Monday 20 June 2011

From Manchester to Madrid & from Sevilla to Brussels young people protest the Pacto del Euro

WRONG-FOOTING the RETRO-LEFT

Yesterday hundreds of thousands of protesters across Europe reaffirmed their rejection of conventional politics and half-baked democracy: with the cry of 'Que no, que no, que no nos representan!' ('You don't, you don't, you don't represent us!') It was not so big as the mourners at the funeral of Durruti in Barcelona in the Autumn of 1939, but yesterday's demonstrations in the major cities of Spain by the movement Real Democracy Now ('Democracia Real Ya') or 'Los indignados of the 15-M (15th May)' was described in today's El Pais as massive.

In all an estimated 200,000 people took part in Spain in the protest against the Pacto del Euro with support in other countries including a small demo of about 100 in Manchester's Piccadilly Gardens called 'La Assemblea' near the monument to Queen Victoria. Barry Woodling of Northern Voices reported that the Manchester demo was very enthusiastic and determined. Besides Barcelona, which mustered 98,000, a vast protest in Madrid saw between 37,000 and 42,000 turn out onto the paseo Castellana on their way to the Square of Neptune. Valencia had a turn-out of some 25,000, Alicante 10,000 and Castellon 4,000. Another 16,000 took to the streets in Galcia and 5,000 in the Andalucian city of Sevilla and yet more were out in the cities and towns of the Basque region.

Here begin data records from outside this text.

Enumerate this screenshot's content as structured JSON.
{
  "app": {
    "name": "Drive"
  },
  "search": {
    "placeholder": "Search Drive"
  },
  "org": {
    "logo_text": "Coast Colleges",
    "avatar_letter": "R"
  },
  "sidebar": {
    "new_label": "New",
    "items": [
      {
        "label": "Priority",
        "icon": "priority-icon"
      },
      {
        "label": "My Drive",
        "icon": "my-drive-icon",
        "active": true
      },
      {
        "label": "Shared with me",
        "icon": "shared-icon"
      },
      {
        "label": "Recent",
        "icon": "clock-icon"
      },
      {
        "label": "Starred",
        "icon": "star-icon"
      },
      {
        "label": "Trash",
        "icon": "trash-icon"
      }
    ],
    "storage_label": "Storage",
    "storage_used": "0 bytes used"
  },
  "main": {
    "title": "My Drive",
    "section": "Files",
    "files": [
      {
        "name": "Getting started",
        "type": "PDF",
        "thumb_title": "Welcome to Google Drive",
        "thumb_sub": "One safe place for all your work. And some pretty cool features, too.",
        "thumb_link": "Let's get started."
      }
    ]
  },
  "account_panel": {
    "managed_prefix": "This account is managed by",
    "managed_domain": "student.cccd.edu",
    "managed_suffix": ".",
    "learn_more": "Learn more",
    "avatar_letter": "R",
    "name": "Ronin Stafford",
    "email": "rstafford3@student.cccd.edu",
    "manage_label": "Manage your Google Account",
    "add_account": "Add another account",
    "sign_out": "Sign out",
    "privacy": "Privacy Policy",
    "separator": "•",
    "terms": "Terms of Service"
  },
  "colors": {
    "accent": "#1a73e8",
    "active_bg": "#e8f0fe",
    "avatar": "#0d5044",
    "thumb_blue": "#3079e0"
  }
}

One of the slogans of the demostrators in Barcelona was 'Menos porrazos & mas abrazos' ('Less clubs [truncheons] & more hugs'). This was a response to the heavy-handed behaviour of the police in that Catalan Capital on an earlier demonstation in May this year. In Valencia, the mood was hostile to the corruption in the municipal affairs of that city with 'hundreds shouting insults against the President of the Generalitat (Valencian City Council), Francisco Camps, who is alleged to have taken presents in the Gurtel scheme' (see El Pais 20th, June 2011). The cry there was 'President a Picassent!' - Picassent is the name of the locality of a prison in Valencia or 'president a Fontcalent' [Fontcalent: name of a prison in Alicante]. Every city in Spain seems to have well known swindlers in office that the protestors can name and denounce on the streets.

Barry Woodling reported that up to 100 attended the Manchester demo yesterday including some Greek and Syrian protesters as well as a number of activists from UK Uncut, a handful of Trots from the SWP and the RCG. Another demo is planned to take place in Piccadilly Gardens next Saturday at 1pm. Because the Spaniards dominated the Manchester demo the Trots had little impact being out of their depth in the new politics which is hostile to party politics of the conventional kind even on the extreme Left. Especially when it comes from the extreme Left or Retro-Left.

1 comment:

Anonymous said...

The march against the Pacto del Euro was the fifth 'multitudinaria' [mass] march in Madrid since 2009. The estimates on size varied between 37,742 and 42,271. This compares with 9,726 on the demo against abortion in 2010; 17,228 on the general strike demo in September 2010 and 8,050 in the trade union demo on May 1st, this year.